Затем присел к столу, голову положил иа руку и зевнул. (Она приехала ко мне одной из последних в этот день, и номер ее был 96). Потом я заговорил:
– У тебя, тетка, а также у твоих ребят «дурная боль». Опасная, страшная болезнь. Вам всем сейчас же нужно начинать лечиться и лечиться долго.
Как жаль, что словами трудно изобразить недоверие в выпуклых голубых бабьих глазах. Она повернула младенца, как полено на руках, тупо поглядела на ножки и спросила:
– Скудова же это?
Потом криво усмехнулась.
– Скудова – не интересно, – отозвался я, закуривая пятидесятую папиросу за этот день, – другое ты лучше спроси, что будет с твоими ребятами, если не станешь лечить.
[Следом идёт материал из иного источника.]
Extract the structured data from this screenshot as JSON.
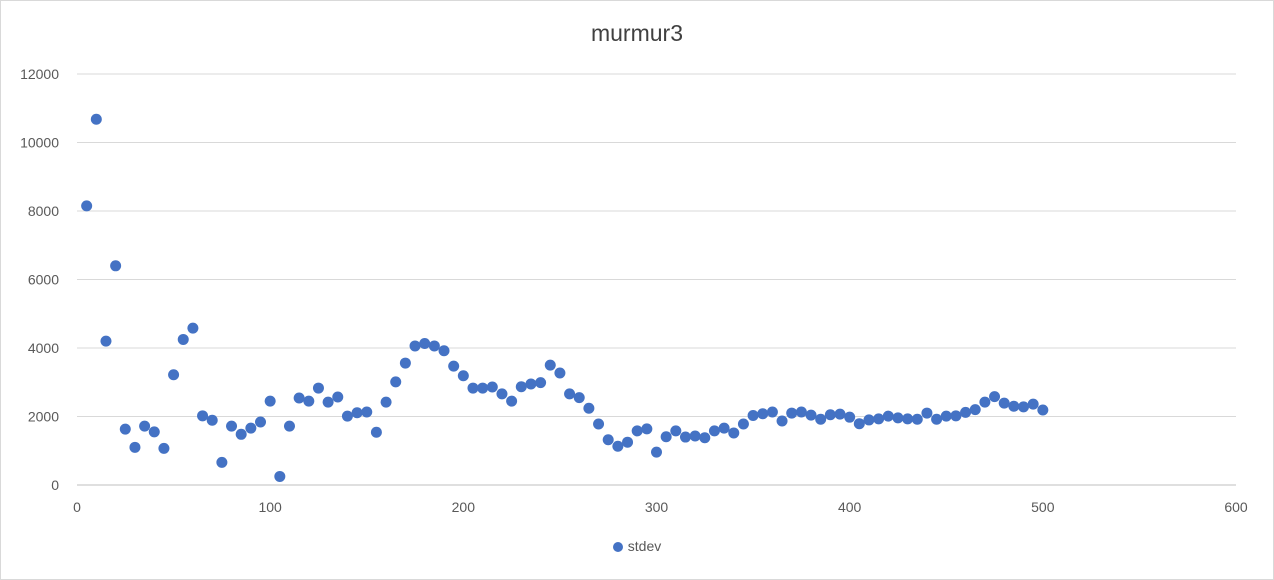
{
  "chart_data": {
    "type": "scatter",
    "title": "murmur3",
    "xlabel": "",
    "ylabel": "",
    "xlim": [
      0,
      600
    ],
    "ylim": [
      0,
      12000
    ],
    "x_ticks": [
      "0",
      "100",
      "200",
      "300",
      "400",
      "500",
      "600"
    ],
    "y_ticks": [
      "0",
      "2000",
      "4000",
      "6000",
      "8000",
      "10000",
      "12000"
    ],
    "grid": "horizontal",
    "legend_position": "bottom",
    "marker_color": "#4472c4",
    "series": [
      {
        "name": "stdev",
        "x": [
          5,
          10,
          15,
          20,
          25,
          30,
          35,
          40,
          45,
          50,
          55,
          60,
          65,
          70,
          75,
          80,
          85,
          90,
          95,
          100,
          105,
          110,
          115,
          120,
          125,
          130,
          135,
          140,
          145,
          150,
          155,
          160,
          165,
          170,
          175,
          180,
          185,
          190,
          195,
          200,
          205,
          210,
          215,
          220,
          225,
          230,
          235,
          240,
          245,
          250,
          255,
          260,
          265,
          270,
          275,
          280,
          285,
          290,
          295,
          300,
          305,
          310,
          315,
          320,
          325,
          330,
          335,
          340,
          345,
          350,
          355,
          360,
          365,
          370,
          375,
          380,
          385,
          390,
          395,
          400,
          405,
          410,
          415,
          420,
          425,
          430,
          435,
          440,
          445,
          450,
          455,
          460,
          465,
          470,
          475,
          480,
          485,
          490,
          495,
          500
        ],
        "y": [
          8150,
          10680,
          4200,
          6400,
          1630,
          1100,
          1720,
          1550,
          1070,
          3220,
          4250,
          4580,
          2020,
          1890,
          660,
          1720,
          1480,
          1660,
          1840,
          2450,
          250,
          1720,
          2540,
          2450,
          2830,
          2420,
          2570,
          2010,
          2110,
          2130,
          1540,
          2420,
          3010,
          3560,
          4060,
          4130,
          4060,
          3920,
          3470,
          3190,
          2830,
          2830,
          2860,
          2660,
          2450,
          2870,
          2950,
          2990,
          3500,
          3270,
          2660,
          2550,
          2240,
          1780,
          1320,
          1130,
          1250,
          1580,
          1640,
          960,
          1410,
          1580,
          1400,
          1430,
          1380,
          1580,
          1660,
          1520,
          1780,
          2030,
          2080,
          2130,
          1870,
          2100,
          2130,
          2040,
          1920,
          2050,
          2070,
          1980,
          1790,
          1900,
          1930,
          2010,
          1960,
          1930,
          1920,
          2100,
          1920,
          2010,
          2020,
          2120,
          2200,
          2420,
          2580,
          2390,
          2300,
          2280,
          2360,
          2190
        ]
      }
    ]
  }
}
– А что? Ничаво не будет, – ответила она и стала заворачивать младенца в пеленки.
У меня перед глазами лежали часы на столике. Как сейчас помню, что поговорил я не более трех минут и баба зарыдала. И я очень был рад этим слезам, потому что только благодаря им, вызванным моими нарочито жесткими и пугающими словами, стала возможна дальнейшая часть разговора:
– Итак, они остаются. Демьян Лукич, вы поместите их во флигеле. С тифозными мы справимся во 2-й палате. Завтра я поеду в город и добьюсь разрешения открыть стационарное отделение для сифилитиков.
Великий интерес вспыхнул в глазах фельдшера.
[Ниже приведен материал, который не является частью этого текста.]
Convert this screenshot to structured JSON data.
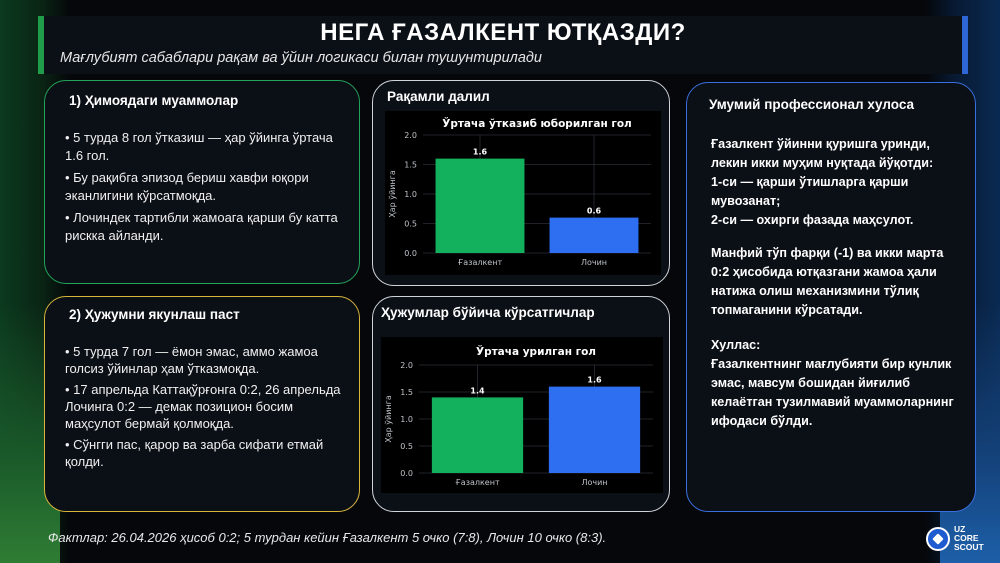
{
  "header": {
    "title": "НЕГА ҒАЗАЛКЕНТ ЮТҚАЗДИ?",
    "subtitle": "Мағлубият сабаблари рақам ва ўйин логикаси билан тушунтирилади"
  },
  "defense": {
    "heading": "1) Ҳимоядаги муаммолар",
    "bullets": [
      "• 5 турда 8 гол ўтказиш — ҳар ўйинга ўртача 1.6 гол.",
      "• Бу рақибга эпизод бериш хавфи юқори эканлигини кўрсатмоқда.",
      "• Лочиндек тартибли жамоага қарши бу катта рискка айланди."
    ]
  },
  "attack": {
    "heading": "2) Ҳужумни якунлаш паст",
    "bullets": [
      "• 5 турда 7 гол — ёмон эмас, аммо жамоа голсиз ўйинлар ҳам ўтказмоқда.",
      "• 17 апрельда Каттақўрғонга 0:2, 26 апрельда Лочинга 0:2 — демак позицион босим маҳсулот бермай қолмоқда.",
      "• Сўнгги пас, қарор ва зарба сифати етмай қолди."
    ]
  },
  "panels": {
    "numeric_title": "Рақамли далил",
    "attack_title": "Ҳужумлар бўйича кўрсатгичлар"
  },
  "chart_data": [
    {
      "type": "bar",
      "title": "Ўртача ўтказиб юборилган гол",
      "ylabel": "Ҳар ўйинга",
      "xlabel": "",
      "categories": [
        "Ғазалкент",
        "Лочин"
      ],
      "values": [
        1.6,
        0.6
      ],
      "value_labels": [
        "1.6",
        "0.6"
      ],
      "colors": [
        "#13b05e",
        "#2d6ff0"
      ],
      "ylim": [
        0,
        2.0
      ],
      "yticks": [
        "0.0",
        "0.5",
        "1.0",
        "1.5",
        "2.0"
      ],
      "grid": true
    },
    {
      "type": "bar",
      "title": "Ўртача урилган гол",
      "ylabel": "Ҳар ўйинга",
      "xlabel": "",
      "categories": [
        "Ғазалкент",
        "Лочин"
      ],
      "values": [
        1.4,
        1.6
      ],
      "value_labels": [
        "1.4",
        "1.6"
      ],
      "colors": [
        "#13b05e",
        "#2d6ff0"
      ],
      "ylim": [
        0,
        2.0
      ],
      "yticks": [
        "0.0",
        "0.5",
        "1.0",
        "1.5",
        "2.0"
      ],
      "grid": true
    }
  ],
  "summary": {
    "heading": "Умумий профессионал хулоса",
    "p1a": "Ғазалкент ўйинни қуришга уринди, лекин икки муҳим нуқтада йўқотди:",
    "p1b": "1-си — қарши ўтишларга қарши мувозанат;",
    "p1c": "2-си — охирги фазада маҳсулот.",
    "p2": "Манфий тўп фарқи (-1) ва икки марта 0:2 ҳисобида ютқазгани жамоа ҳали натижа олиш механизмини тўлиқ топмаганини кўрсатади.",
    "p3_heading": "Хуллас:",
    "p3": "Ғазалкентнинг мағлубияти бир кунлик эмас, мавсум бошидан йиғилиб келаётган тузилмавий муаммоларнинг ифодаси бўлди."
  },
  "footer": {
    "text": "Фактлар: 26.04.2026 ҳисоб 0:2; 5 турдан кейин Ғазалкент 5 очко (7:8), Лочин 10 очко (8:3)."
  },
  "logo": {
    "line1": "UZ",
    "line2": "CORE",
    "line3": "SCOUT"
  }
}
– Что вы, доктор, – отозвался он (великий скептик был), – да как же мы управимся одни? А препараты? Лишних сиделок нету… А готовить?.. А посуда? шприцы?!
Но я тупо, упрямо помотал головой и отозвался:
– Добьюсь.
Прошел месяц…
В трех комнатах занесенного снегом флигелька горели лампы с жестяными абажурами. Иа постелях бельишко было рваное. Два шприца всего было. Маленький однограммовый и пятиграммовый – люэр. Словом, это была жалостливая, занесенная снегом бедность. Но… гордо лежал отдельно шприц, при помощи которого я, мысленно замирая от страха, несколько раз уже делал новые для меня еще загадочные и трудные вливания Сальварсана.